Why is my broadband more expensive?
The UK is split up into two separate broadband markets, called - rather unimaginatively - Market A and Market B.
Market A covers just under 10% of the UK population. Broadband will typically be more expensive, and many of the offers and deals that providers advertise won't be available to people in this category. Sounds like this is where you live Mick.
Market B covers the rest of the UK - just over 90%. Prices are cheaper than Market A, there's more choice available, and healthy competition drives an ongoing price war that keeps things (mostly) affordable
Why is Market A more expensive?
Most broadband providers, including TalkTalk, Sky and Plusnet, share the same basic infrastructure - maintained by BT Openreach. Each pays to use that network, but installs their own technology in telephone exchanges. These are often referred to as local loop unbundled (LLU) providers - because technology companies love making things sound more complicated than necessary.
If a provider has their technology in an area, it means they can offer a better service and - importantly - better prices. Unfortunately, that's not the case in parts of the UK where low populations, challenging geography, or limited commercial potential make companies less willing to invest in infrastructure.
It's more expensive for providers to offer services in those areas, as they can't use their own tech, so those extra costs are passed onto the customers.
And, yes, if you're unfortunate enough to be in Market A, it can be [REDACTED] frustrating.
What can I do about it?
While most providers charge extra for those in super-rural areas, at least one doesn't: John Lewis Broadband.
John Lewis Broadband
While it's best known for its massive department stores, the company also offers broadband, and has for some time. There's a good deal to recommend it - including UK-based customer service - but, most crucially, its packages are the same price regardless of where you live.
That means no extra charge for those in Market A - a fact that for some of you will be more uplifting than one of its Christmas ads.
John Lewis sells three packages (though if you're in a high-cost area, chances are you can't get the fibre ones) and you can compare them here:
Outside of that, you're limited by the options you have available. If your broadband costs more in that area, that's what you'll have to pay. You can at least search for the best possible deal by using a comparison service like ours to see all your options.
Alternatively, you could look for another way to get internet access.

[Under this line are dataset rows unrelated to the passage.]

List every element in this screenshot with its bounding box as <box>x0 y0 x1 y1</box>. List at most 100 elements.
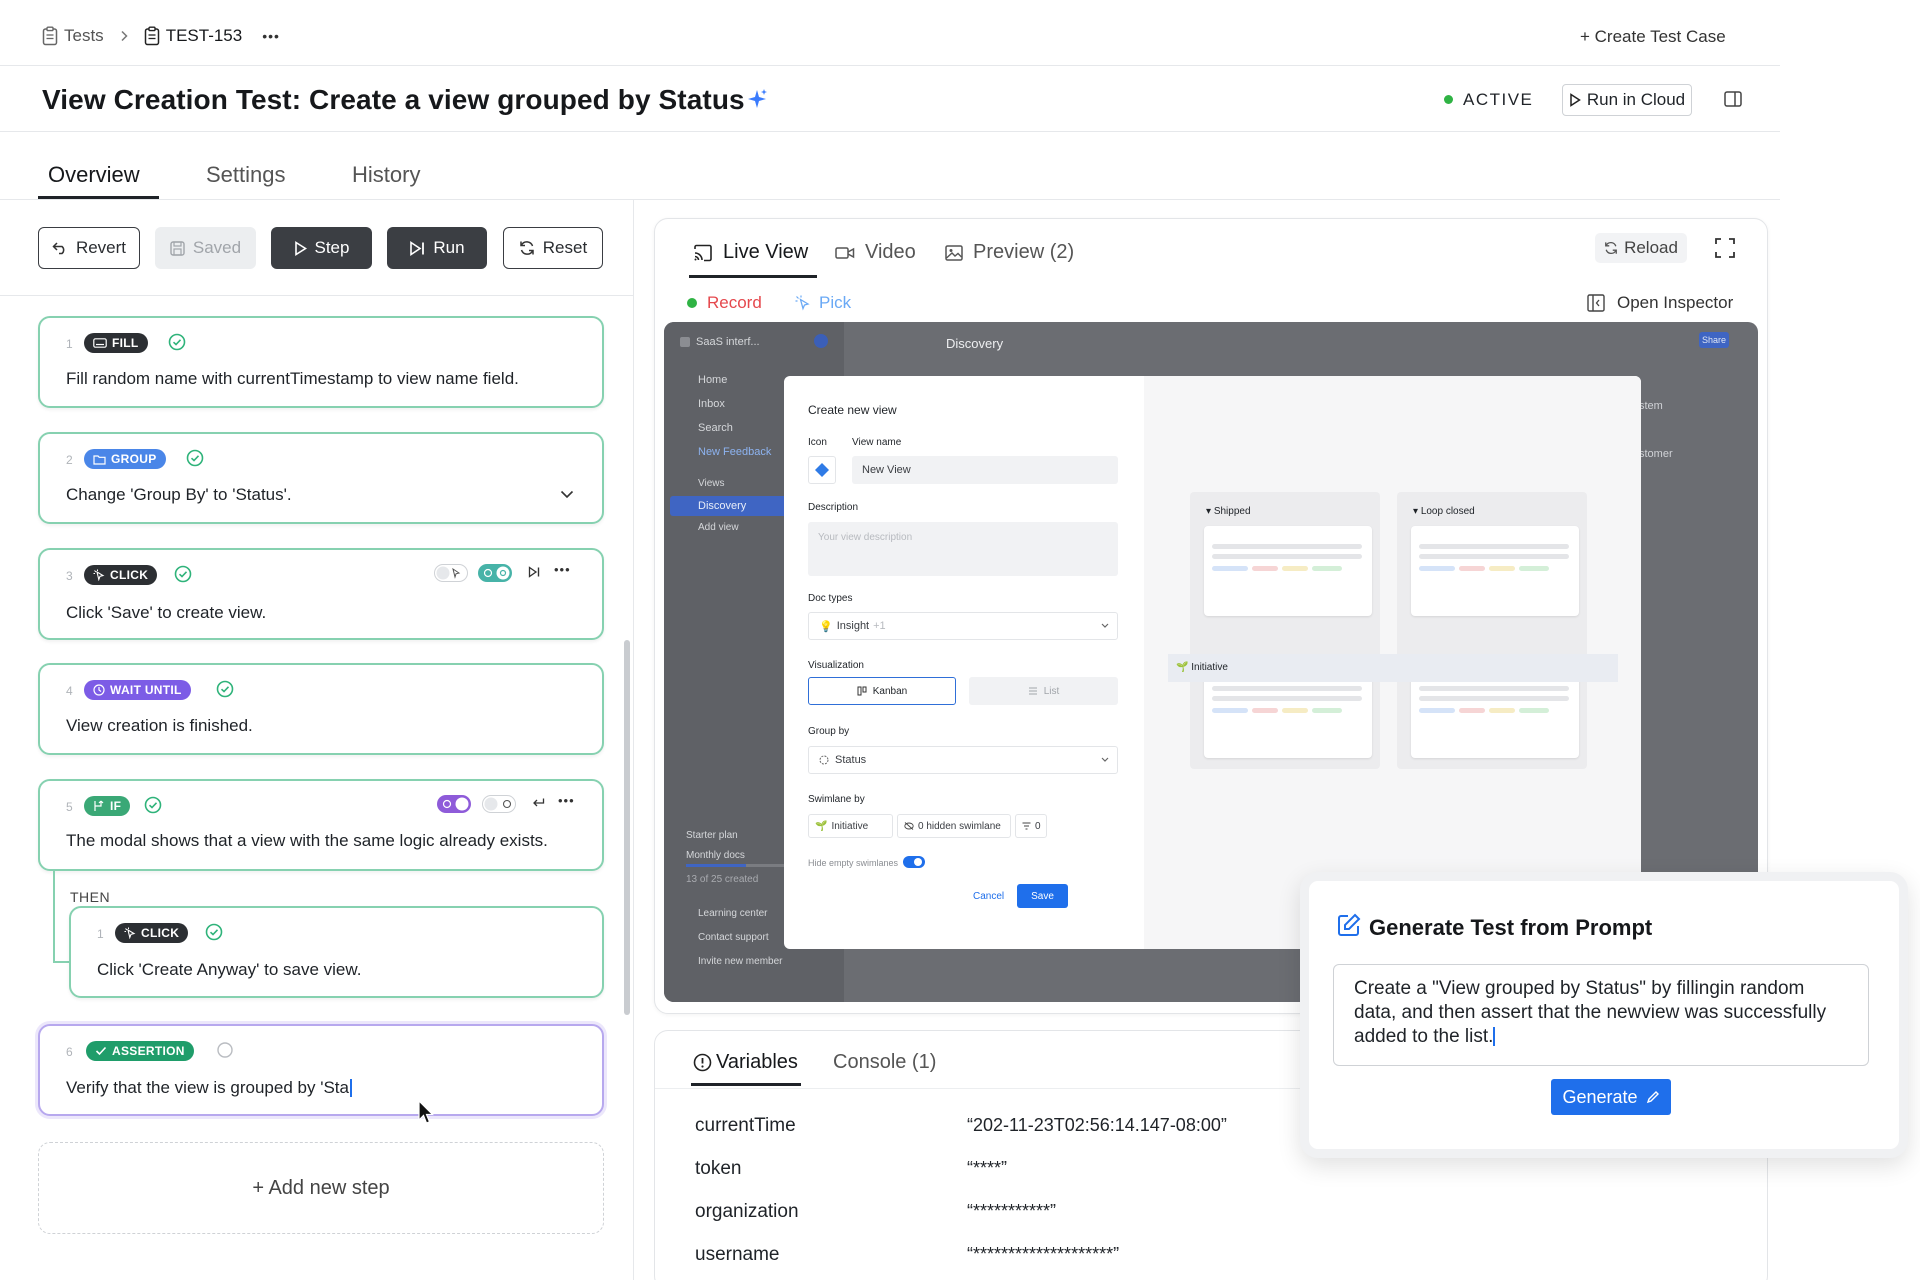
eye-toggle-off[interactable] <box>482 795 516 813</box>
play-icon <box>1569 93 1581 107</box>
toggle-sidebar-icon[interactable] <box>1724 91 1742 107</box>
scrollbar[interactable] <box>624 640 630 1015</box>
app-monthly: Monthly docs <box>686 850 745 861</box>
filter-button[interactable]: 0 <box>1015 814 1047 838</box>
kanban-option[interactable]: Kanban <box>808 677 956 705</box>
skip-icon[interactable] <box>528 566 540 578</box>
step-card[interactable]: 2 GROUP Change 'Group By' to 'Status'. <box>38 432 604 524</box>
tab-preview[interactable]: Preview (2) <box>945 241 1074 264</box>
step-number: 6 <box>66 1045 73 1059</box>
swimlane-select[interactable]: 🌱 Initiative <box>808 814 893 838</box>
pointer-click-icon <box>124 927 136 939</box>
doc-types-select[interactable]: 💡 Insight +1 <box>808 612 1118 640</box>
pointer-toggle-off[interactable] <box>434 564 468 582</box>
reset-button[interactable]: Reset <box>503 227 603 269</box>
record-label: Record <box>707 293 762 312</box>
breadcrumb-bar: Tests TEST-153 ••• + Create Test Case <box>0 0 1780 66</box>
step-card[interactable]: 1 CLICK Click 'Create Anyway' to save vi… <box>69 906 604 998</box>
reload-button[interactable]: Reload <box>1595 233 1687 263</box>
variable-value: “***********” <box>967 1201 1057 1221</box>
tab-variables[interactable]: Variables <box>693 1051 798 1074</box>
pick-button[interactable]: Pick <box>795 293 851 313</box>
sprout-icon: 🌱 <box>815 820 828 832</box>
inspector-icon <box>1587 294 1605 312</box>
modal-save-button[interactable]: Save <box>1017 884 1068 908</box>
open-inspector-button[interactable]: Open Inspector <box>1587 293 1733 313</box>
info-circle-icon <box>693 1053 712 1072</box>
run-button[interactable]: Run <box>387 227 487 269</box>
kanban-card <box>1204 526 1372 616</box>
revert-button[interactable]: Revert <box>38 227 140 269</box>
badge-label: ASSERTION <box>112 1044 185 1058</box>
kanban-icon <box>857 686 867 696</box>
doc-types-extra: +1 <box>873 620 886 632</box>
hidden-swimlane-button[interactable]: 0 hidden swimlane <box>897 814 1011 838</box>
click-badge: CLICK <box>115 923 189 943</box>
step-number: 2 <box>66 453 73 467</box>
tab-history[interactable]: History <box>352 162 420 188</box>
step-card-editing[interactable]: 6 ASSERTION Verify that the view is grou… <box>38 1024 604 1116</box>
tab-bar: Overview Settings History <box>0 132 1780 200</box>
group-by-select[interactable]: Status <box>808 746 1118 774</box>
app-nav-home: Home <box>698 374 728 386</box>
text-cursor <box>1493 1027 1496 1047</box>
more-icon[interactable]: ••• <box>558 793 575 808</box>
hidden-swimlane-label: 0 hidden swimlane <box>918 820 1001 832</box>
step-card[interactable]: 1 FILL Fill random name with currentTime… <box>38 316 604 408</box>
app-nav-new-feedback: New Feedback <box>698 446 772 458</box>
step-card[interactable]: 4 WAIT UNTIL View creation is finished. <box>38 663 604 755</box>
check-circle-icon <box>216 680 234 698</box>
branch-toggle-on[interactable] <box>437 795 471 813</box>
kanban-column: ▾ Shipped <box>1190 492 1380 769</box>
hide-empty-toggle[interactable] <box>903 856 925 868</box>
refresh-icon <box>519 240 535 256</box>
saved-button[interactable]: Saved <box>155 227 256 269</box>
modal-cancel-button[interactable]: Cancel <box>973 891 1004 902</box>
fullscreen-icon[interactable] <box>1715 238 1735 258</box>
step-button[interactable]: Step <box>271 227 372 269</box>
list-option[interactable]: List <box>969 677 1118 705</box>
tab-live-view[interactable]: Live View <box>693 241 808 264</box>
variable-key: currentTime <box>695 1115 796 1136</box>
check-circle-icon <box>186 449 204 467</box>
filter-count: 0 <box>1035 820 1041 832</box>
generate-button[interactable]: Generate <box>1551 1079 1671 1115</box>
more-options-button[interactable]: ••• <box>262 28 280 44</box>
record-button[interactable]: Record <box>687 293 762 313</box>
tab-label: Video <box>865 241 916 263</box>
add-new-step-button[interactable]: + Add new step <box>38 1142 604 1234</box>
check-circle-icon <box>174 565 192 583</box>
step-description: View creation is finished. <box>66 716 253 735</box>
app-nav-inbox: Inbox <box>698 398 725 410</box>
badge-label: CLICK <box>110 568 149 582</box>
generate-title: Generate Test from Prompt <box>1369 915 1653 940</box>
chevron-down-icon[interactable] <box>560 490 574 499</box>
create-test-case-button[interactable]: + Create Test Case <box>1580 27 1726 47</box>
app-footer-link: Invite new member <box>698 956 783 967</box>
run-label: Run <box>433 238 465 257</box>
eye-toggle-on[interactable] <box>478 564 512 582</box>
more-icon[interactable]: ••• <box>554 562 571 577</box>
breadcrumb-tests-link[interactable]: Tests <box>64 26 104 46</box>
sparkle-icon <box>746 88 768 110</box>
if-badge: IF <box>84 796 131 816</box>
return-icon[interactable] <box>532 797 545 809</box>
status-icon <box>819 755 829 765</box>
run-in-cloud-button[interactable]: Run in Cloud <box>1562 84 1692 116</box>
step-description-input[interactable]: Verify that the view is grouped by 'Sta <box>66 1070 571 1106</box>
tab-settings[interactable]: Settings <box>206 162 286 188</box>
step-number: 3 <box>66 569 73 583</box>
app-footer-link: Contact support <box>698 932 769 943</box>
diamond-icon[interactable] <box>808 456 836 484</box>
tab-overview[interactable]: Overview <box>48 162 140 188</box>
prompt-textarea[interactable]: Create a "View grouped by Status" by fil… <box>1333 964 1869 1066</box>
tab-video[interactable]: Video <box>835 241 916 264</box>
description-input[interactable]: Your view description <box>808 522 1118 576</box>
step-card[interactable]: 3 CLICK ••• Click 'Save' to create view. <box>38 548 604 640</box>
app-nav-views: Views <box>698 478 725 489</box>
tab-console[interactable]: Console (1) <box>833 1051 936 1074</box>
list-icon <box>1028 686 1038 696</box>
play-icon <box>294 240 307 256</box>
step-card[interactable]: 5 IF ••• The modal shows that a view wit… <box>38 779 604 871</box>
view-name-input[interactable]: New View <box>852 456 1118 484</box>
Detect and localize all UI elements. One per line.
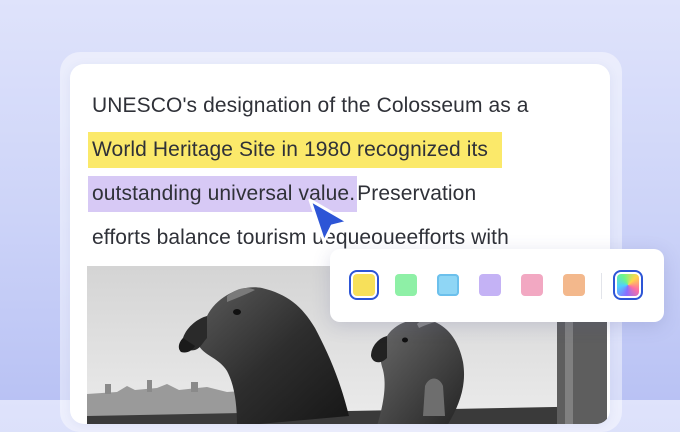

For example, mobile broadband could offer a cheaper way to get online in some cases.
It's not a perfect solution - speeds will fluctuate more than home broadband, and there aren't any unlimited mobile broadband deals available so you'll have to content with monthly usage limits. It will also be less suitable for things like video streaming and gaming. But if you compare your options carefully, you may be able to save a few pounds.